Please see below for full descriptions of our upcoming titles.
Russia’s Wars in Chechnya: 1994–2009
By Mark Galeotti
Written by a leading expert on modern Russia, this is an illustrated introduction to the bitter campaigns in Chechnya.
In this new edition of his popular 2014 work, Mark Galeotti traces the progress of the wars in Chechnya, from the initial Russian advance through to urban battles such as Grozny, and the prolonged guerrilla warfare in the mountainous regions. Bringing the book up to date, including a revised introduction and new content on the Kadyrovtsy’s role in Russia’s other conflicts, Galeotti assesses how the wars have torn apart the fabric of Chechen society and their impact on Russia itself.

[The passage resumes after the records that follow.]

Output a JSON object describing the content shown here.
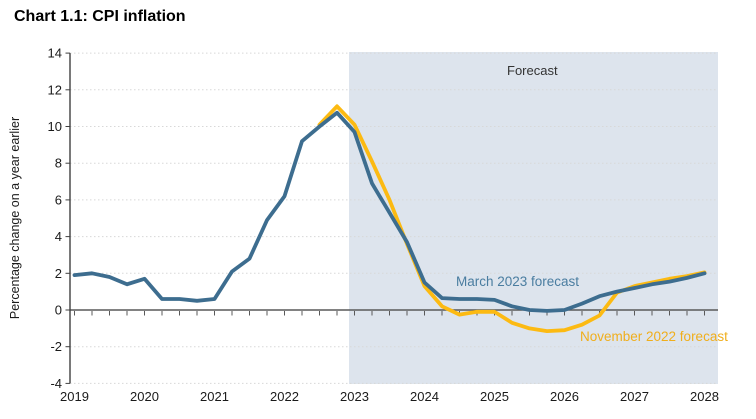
{
  "title": "Chart 1.1: CPI inflation",
  "chart_data": {
    "type": "line",
    "title": "Chart 1.1: CPI inflation",
    "xlabel": "",
    "ylabel": "Percentage change on a year earlier",
    "ylim": [
      -4,
      14
    ],
    "yticks": [
      14,
      12,
      10,
      8,
      6,
      4,
      2,
      0,
      -2,
      -4
    ],
    "xticks": [
      "2019",
      "2020",
      "2021",
      "2022",
      "2023",
      "2024",
      "2025",
      "2026",
      "2027",
      "2028"
    ],
    "frequency": "quarterly",
    "grid": "horizontal-dotted",
    "legend_position": "inline-annotations",
    "forecast_label": "Forecast",
    "forecast_region": {
      "start": "2023 Q1",
      "end": "2028 Q1",
      "band_color": "#dde4ed"
    },
    "series": [
      {
        "name": "March 2023 forecast",
        "color": "#3d6d8f",
        "start": "2019 Q1",
        "start_index": 0,
        "values": [
          1.9,
          2.0,
          1.8,
          1.4,
          1.7,
          0.6,
          0.6,
          0.5,
          0.6,
          2.1,
          2.8,
          4.9,
          6.2,
          9.2,
          10.0,
          10.75,
          9.7,
          6.9,
          5.3,
          3.7,
          1.5,
          0.65,
          0.6,
          0.6,
          0.55,
          0.2,
          0.0,
          -0.05,
          0.0,
          0.35,
          0.75,
          1.0,
          1.2,
          1.4,
          1.55,
          1.75,
          2.0
        ]
      },
      {
        "name": "November 2022 forecast",
        "color": "#fcba12",
        "start": "2022 Q3",
        "start_index": 14,
        "values": [
          10.1,
          11.1,
          10.1,
          8.1,
          6.0,
          3.6,
          1.3,
          0.2,
          -0.25,
          -0.1,
          -0.1,
          -0.7,
          -1.0,
          -1.15,
          -1.1,
          -0.8,
          -0.3,
          0.95,
          1.3,
          1.5,
          1.7,
          1.85,
          2.05
        ]
      }
    ]
  }
}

Featuring full-colour maps and over 50 new images, and drawing upon a wide range of sources, this succinct account explains the origins, history and consequences of Russia's wars in Chechnya, shedding new light on the history – and prospects – of the troubled region.
The War of 1812
By Carl Benn
In this fully illustrated introduction, acclaimed historian Carl Benn examines the War of 1812 and its significance in US history.
The war of 1812–1815 was a bloody confrontation that tore through the American frontier, the British colonies of Upper and Lower Canada, and parts of the Atlantic coast and the Gulf of Mexico. The conflict saw British, American, and First Nations forces clash, and in the process, shape the future of North American history. Carl Benn explains what led to America's decision to take up arms against Great Britain and assesses the three terrible years of fighting that followed on land and sea, where battles such as Lake Erie and Lake Champlain launched American naval traditions.
This new edition has been updated throughout to draw on the research and advances in scholarship in the two decades since original publication in 2002. Benn examines how this has not only impacted basic assumptions of force size and battle dates in some cases, but has also drawn attention to subjects that had previously been overlooked. Fully illustrated in colour with specially commissioned maps and over 50 new images, this book provides an accessible overview of the War of 1812.
The Soviet-Afghan War: 1979–89
By Gregory Fremont-Barnes
A fully illustrated overview of the USSR’s bloody conflict in Afghanistan and its long legacy.
The Soviet invasion of its neighbour Afghanistan in December 1979 sparked a nine-year conflict until Soviet forces withdrew in 1988–89, dooming the communist Afghanistan government to defeat at the hands of the Mujahideen, the Afghan popular resistance backed by the USA and other powers. Gregory Fremont-Barnes reveals how the Soviet invasion had enormous implications on the global stage; it prompted the US Senate to refuse to ratify the hard-won SALT II arms-limitation treaty, and the USA and 64 other countries boycotted the 1980 Moscow Summer Olympics. For Afghanistan, the invasion served to prolong the interminable civil war that pitted central government against the regions and faction against faction.
Updated and revised for the new edition, with full-colour maps and new images throughout, this succinct account explains the origins, events and consequences of the Soviet intervention in Afghanistan, shedding new light on the more recent history – and prospects – of that troubled country.
Caesar's Gallic Wars: 58–50 BC
By Kate Gilliver
This is a detailed overview of Julius Caesar's Gallic Wars, one of the most important conflicts of the ancient world.
Julius Caesar was one of the most ambitious and successful politicians of the late Roman Republic and his short but bloody conquest of the Celtic tribes led to the establishment of the Roman province of Gaul (modern France). Caesar's commentaries on his Gallic Wars provide us with the most detailed surviving eye-witness account of a campaign from antiquity. In this book, Kate Gilliver makes use of this account and other surviving evidence to consider the importance of the Gallic Wars in the context of the collapse of the Roman Republic and its slide toward civil war.
Updated and revised for the new edition, with full-colour maps and new images throughout, this is an accessible introduction to Julius Caesar’s Gallic Wars.